ジョージ・オーウェル『カタロニア讃歌』

曇。

肉屋。ドラッグストア。

昼から雨。
暖かい季節になってきたので、三箇月ぶりに県営プール。ちんたら泳いでいるだけだが、気持ちよかった。

夜。
図書館から借りてきた、ジョージ・オーウェルカタロニア讃歌』読了。昨日翻訳についてはケチをつけたが、それでも読んでよかったし、いろいろ考えさせられた。ただ、感想文を書くとすると、思ったことをひと通り書くには大変な長文になってしまうことがわかっているので、不十分なメモ書き程度にしておく。本書はスペイン内戦のルポルタージュという言い方がされることがあるが、むしろ「戦記」に近い。オーウェルはスペインに入国するや、POUM(マルクス主義統一労働者党)の民兵組織に参加し、フランコ軍(本書ではファシストと呼ばれる)に対して戦うため、前線に赴く。前線は塹壕戦なため、戦闘はあまりなく、時にはのんびりとした様子すらあるが、それでも小競り合いのようなものは何度もある。わたしは、「敵を殺す」ということがよくわからないのでそこには比較的注目していたのだが、それは戦場では当り前すぎて、さほど問題になることではないようだ。実際、自分が敵を殺したかどうかは、忙しい戦場ではわかりにくく、あまり気にしているヒマがないようである。むしろ戦場とは、寒さであり、食料であり、疲労・睡眠であり、不潔さであり、匂いであり、装備であり、シラミのようだ。しかし、「敵に殺される」のがイヤなのは、我々の想像どおりのようである。
 オーウェルは休暇でバルセロナに戻るが、そこで共和国勢力同士の内部抗争による、市街戦に参加する。記述は緊迫感があるといっていいだろう。その後オーウェルは前線に戻り、喉を撃ち抜かれ、瀕死の重症を負う。その記述は有名で、わたしはよく知っていた。
 オーウェルはゆっくりと回復しつつ、バルセロナに戻るが、バルセロナでは共産党によって POUM が非合法化され、組織の人間が数多く逮捕・監禁されるという事件が起こっていた。

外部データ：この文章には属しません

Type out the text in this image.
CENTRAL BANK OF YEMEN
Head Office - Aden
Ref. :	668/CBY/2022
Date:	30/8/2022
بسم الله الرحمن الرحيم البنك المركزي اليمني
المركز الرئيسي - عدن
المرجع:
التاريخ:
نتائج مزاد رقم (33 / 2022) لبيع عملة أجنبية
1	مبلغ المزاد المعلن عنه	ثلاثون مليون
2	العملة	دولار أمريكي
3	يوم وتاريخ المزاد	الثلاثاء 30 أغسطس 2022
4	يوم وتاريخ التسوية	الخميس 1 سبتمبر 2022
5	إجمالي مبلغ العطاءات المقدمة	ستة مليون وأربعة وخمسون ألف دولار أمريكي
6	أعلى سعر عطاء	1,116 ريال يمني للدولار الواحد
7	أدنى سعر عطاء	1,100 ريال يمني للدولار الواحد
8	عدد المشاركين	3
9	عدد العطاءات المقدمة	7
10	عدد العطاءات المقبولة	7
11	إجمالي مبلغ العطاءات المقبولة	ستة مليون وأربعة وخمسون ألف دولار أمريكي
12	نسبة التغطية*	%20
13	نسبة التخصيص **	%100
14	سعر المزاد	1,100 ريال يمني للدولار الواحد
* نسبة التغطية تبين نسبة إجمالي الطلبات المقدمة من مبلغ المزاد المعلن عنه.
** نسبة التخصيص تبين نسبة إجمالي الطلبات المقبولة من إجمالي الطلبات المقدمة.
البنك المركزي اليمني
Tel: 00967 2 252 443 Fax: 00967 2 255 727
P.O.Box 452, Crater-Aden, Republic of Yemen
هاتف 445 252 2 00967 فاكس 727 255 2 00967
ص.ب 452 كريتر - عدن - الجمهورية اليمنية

内部抗争である。オーウェルも妻もブラックリストに乗っていて「お尋ね者」ということになり、危ういところでフランスへ出国して本書は終わる。
 あと書いておきたいのは、「補論1, 2」とされた部分についてだ。ここには本書の大部分とはちがい、共和国内部の複雑な政治的背景と外国における報道について、オーウェルによる批判的記述がある。まあ、無味乾燥とでも一応いえるのかも知れず、だから「補論」として最後に回されているわけだが、わたしは意外にもここに心動かされる部分がたくさんあった。事実をまったく見ず、背後で勝手なことをわめいている人たち。「戦争の最もひどい特徴のひとつは、すべての戦争プロパガンダ、すべての喚き声、嘘、憎しみが一様に、戦っていない人びとからやってくることである。」(p.289)「…例の戦争物のすべて、テーブルをたたく熱弁、誇張した武勇伝、敵に対する悪口――こうしたものはすべて、いつものように、戦っておらず、そして戦うより先に一〇〇マイルでも逃げて行くような連中が書いているのである。」(p.289)そうして、スペインの外のジャーナリズムが不実にも書き立てているのは、そうした連中の言葉だというのだ。オーウェルにはめずらしく、不快感を隠していない。こうした「嘘」の集積が、歴史が作られるということなのだと、わたしはつい思ってしまう。
 オーウェルは『動物農場』が世界的なベストセラーになるまでは、たぶんあまり知られていない作家だった。1938年の本書初版は1500部印刷されただけであり、オーウェルの死んだときでも初版の在庫が残っていたという。何かむなしさのようなものをわたしは感じてしまうが、オーウェル自身はそういうことをどう思っていたのだろうか。